Damage to this brain network can also occur in the context of other diseases. In this context, strokes should be mentioned as well as cerebral haemorrhage due to trauma, bacterial inflammation, tumors, autoimmunological inflammation, congenital brain malformations or cerebral hypoxia.
In addition to these causes, reduced curiosity with symptomatic loss of motivation can occur in the context of depression, schizophrenia diseases or stupor. Stupor is probably the most radical example: it is a state of rigidity that patients experience when fully conscious. The phenomenon often follows on from severe depression or schizophrenia.
Since some medications and drugs act on the reward system in the striatum, a person's curiosity and motivation can also decrease when taking medication or having addictions. Hormones also have an influence on different processes within the brain.
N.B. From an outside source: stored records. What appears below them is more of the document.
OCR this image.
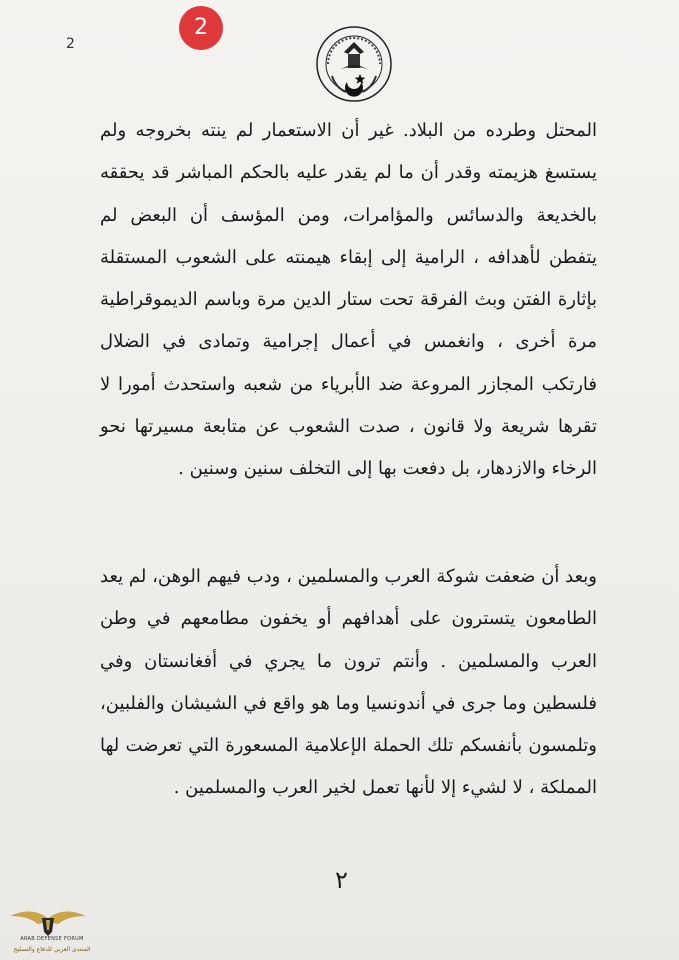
2
2

المحتل وطرده من البلاد. غير أن الاستعمار لم ينته بخروجه ولم يستسغ هزيمته وقدر أن ما لم يقدر عليه بالحكم المباشر قد يحققه بالخديعة والدسائس والمؤامرات، ومن المؤسف أن البعض لم يتفطن لأهدافه ، الرامية إلى إبقاء هيمنته على الشعوب المستقلة بإثارة الفتن وبث الفرقة تحت ستار الدين مرة وباسم الديموقراطية مرة أخرى ، وانغمس في أعمال إجرامية وتمادى في الضلال فارتكب المجازر المروعة ضد الأبرياء من شعبه واستحدث أمورا لا تقرها شريعة ولا قانون ، صدت الشعوب عن متابعة مسيرتها نحو الرخاء والازدهار، بل دفعت بها إلى التخلف سنين وسنين .

وبعد أن ضعفت شوكة العرب والمسلمين ، ودب فيهم الوهن، لم يعد الطامعون يتسترون على أهدافهم أو يخفون مطامعهم في وطن العرب والمسلمين . وأنتم ترون ما يجري في أفغانستان وفي فلسطين وما جرى في أندونسيا وما هو واقع في الشيشان والفلبين، وتلمسون بأنفسكم تلك الحملة الإعلامية المسعورة التي تعرضت لها المملكة ، لا لشيء إلا لأنها تعمل لخير العرب والمسلمين .

٢
ARAB DEFENSE FORUM
المنتدى العربي للدفاع والتسليح
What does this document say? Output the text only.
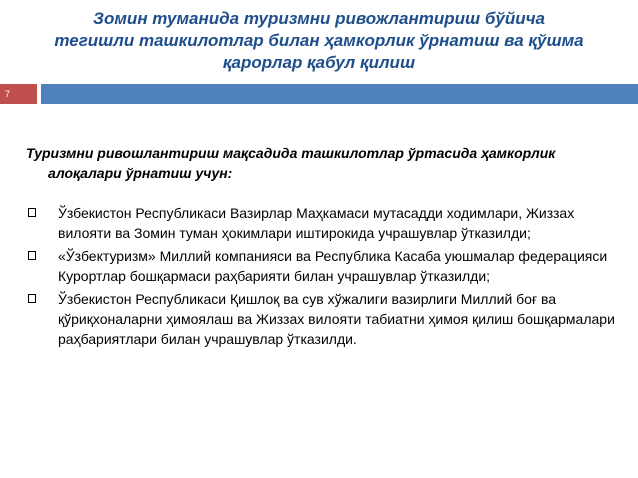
Зомин туманида туризмни ривожлантириш бўйича
тегишли ташкилотлар билан ҳамкорлик ўрнатиш ва қўшма
қарорлар қабул қилиш
7

Туризмни ривошлантириш мақсадида ташкилотлар ўртасида ҳамкорлик алоқалари ўрнатиш учун:

Ўзбекистон Республикаси Вазирлар Маҳкамаси мутасадди ходимлари, Жиззах вилояти ва Зомин туман ҳокимлари иштирокида учрашувлар ўтказилди;
«Ўзбектуризм» Миллий компанияси ва Республика Касаба уюшмалар федерацияси Курортлар бошқармаси раҳбарияти билан учрашувлар ўтказилди;
Ўзбекистон Республикаси Қишлоқ ва сув хўжалиги вазирлиги Миллий боғ ва қўриқхоналарни ҳимоялаш ва Жиззах вилояти табиатни ҳимоя қилиш бошқармалари раҳбариятлари билан учрашувлар ўтказилди.
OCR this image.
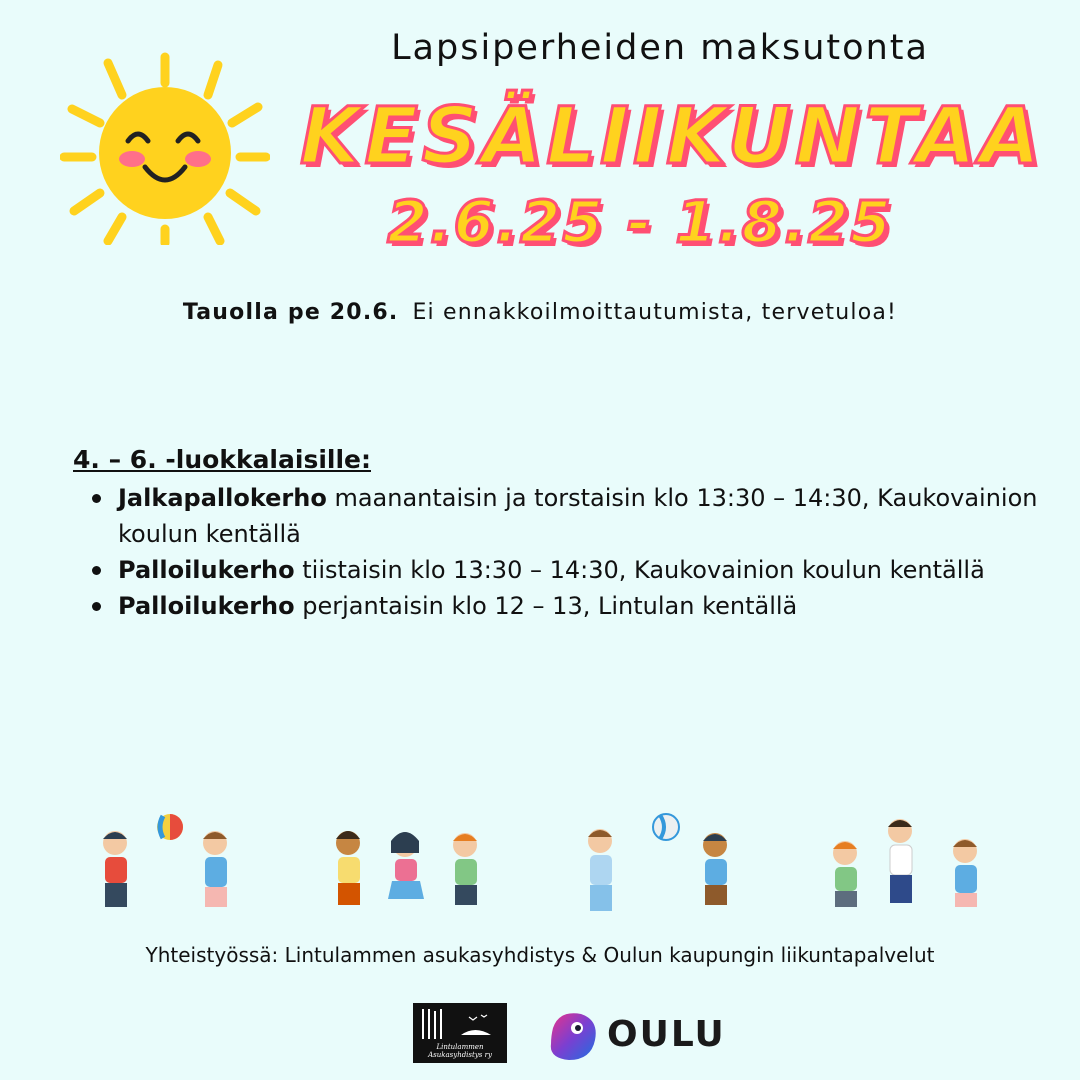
Lapsiperheiden maksutonta
KESÄLIIKUNTAA
2.6.25 - 1.8.25
Tauolla pe 20.6. Ei ennakkoilmoittautumista, tervetuloa!
4. – 6. -luokkalaisille:
Jalkapallokerho maanantaisin ja torstaisin klo 13:30 – 14:30, Kaukovainion koulun kentällä
Palloilukerho tiistaisin klo 13:30 – 14:30, Kaukovainion koulun kentällä
Palloilukerho perjantaisin klo 12 – 13, Lintulan kentällä
Yhteistyössä: Lintulammen asukasyhdistys & Oulun kaupungin liikuntapalvelut
Lintulammen
Asukasyhdistys ry	OULU
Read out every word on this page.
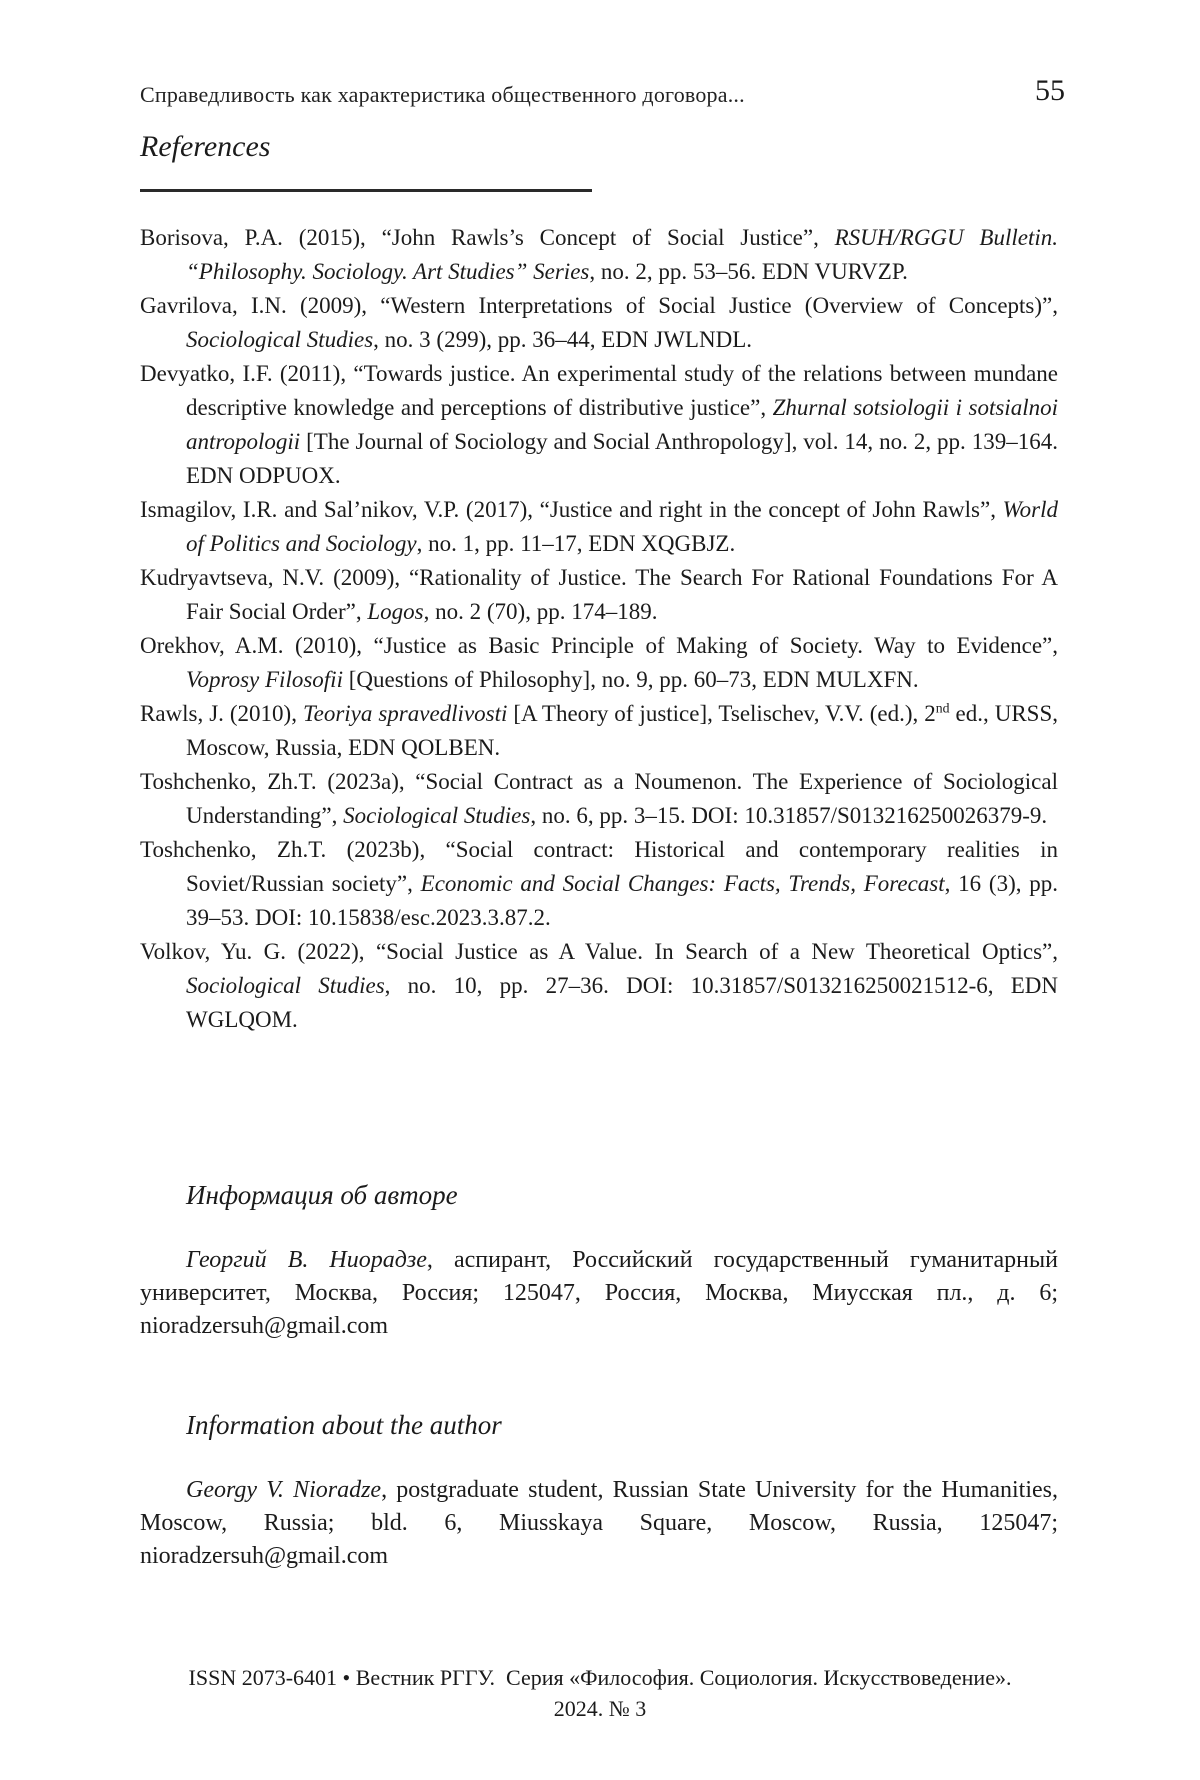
Справедливость как характеристика общественного договора...	55
References
Borisova, P.A. (2015), “John Rawls’s Concept of Social Justice”, RSUH/RGGU Bulletin. “Philosophy. Sociology. Art Studies” Series, no. 2, pp. 53–56. EDN VURVZP.
Gavrilova, I.N. (2009), “Western Interpretations of Social Justice (Overview of Concepts)”, Sociological Studies, no. 3 (299), pp. 36–44, EDN JWLNDL.
Devyatko, I.F. (2011), “Towards justice. An experimental study of the relations between mundane descriptive knowledge and perceptions of distributive justice”, Zhurnal sotsiologii i sotsialnoi antropologii [The Journal of Sociology and Social Anthropology], vol. 14, no. 2, pp. 139–164. EDN ODPUOX.
Ismagilov, I.R. and Sal’nikov, V.P. (2017), “Justice and right in the concept of John Rawls”, World of Politics and Sociology, no. 1, pp. 11–17, EDN XQGBJZ.
Kudryavtseva, N.V. (2009), “Rationality of Justice. The Search For Rational Foundations For A Fair Social Order”, Logos, no. 2 (70), pp. 174–189.
Orekhov, A.M. (2010), “Justice as Basic Principle of Making of Society. Way to Evidence”, Voprosy Filosofii [Questions of Philosophy], no. 9, pp. 60–73, EDN MULXFN.
Rawls, J. (2010), Teoriya spravedlivosti [A Theory of justice], Tselischev, V.V. (ed.), 2nd ed., URSS, Moscow, Russia, EDN QOLBEN.
Toshchenko, Zh.T. (2023a), “Social Contract as a Noumenon. The Experience of Sociological Understanding”, Sociological Studies, no. 6, pp. 3–15. DOI: 10.31857/S013216250026379-9.
Toshchenko, Zh.T. (2023b), “Social contract: Historical and contemporary realities in Soviet/Russian society”, Economic and Social Changes: Facts, Trends, Forecast, 16 (3), pp. 39–53. DOI: 10.15838/esc.2023.3.87.2.
Volkov, Yu. G. (2022), “Social Justice as A Value. In Search of a New Theoretical Optics”, Sociological Studies, no. 10, pp. 27–36. DOI: 10.31857/S013216250021512-6, EDN WGLQOM.
Информация об авторе

Георгий В. Ниорадзе, аспирант, Российский государственный гуманитарный университет, Москва, Россия; 125047, Россия, Москва, Миусская пл., д. 6; nioradzersuh@gmail.com

Information about the author

Georgy V. Nioradze, postgraduate student, Russian State University for the Humanities, Moscow, Russia; bld. 6, Miusskaya Square, Moscow, Russia, 125047; nioradzersuh@gmail.com

ISSN 2073-6401 • Вестник РГГУ.  Серия «Философия. Социология. Искусствоведение».
2024. № 3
Hormonal disorders caused by diseases of the thyroid gland or other glandular organs can thus also affect a person's curiosity.
Pathological changes in curiosity and motivation must always be distinguished from physiologically low curiosity. As noted above, curiosity is likely formed through impulses during early childhood. This means that the level differs from person to person with no pathological value depending on the attention impulses experienced.
In contrast, those who are exposed to deprivation in the sense of social impoverishment in early childhood experience a pathological reduction in curiosity. In situations of deprivation, adolescents do not receive sufficient attention and thus not enough impulses that would allow a physiological brain development.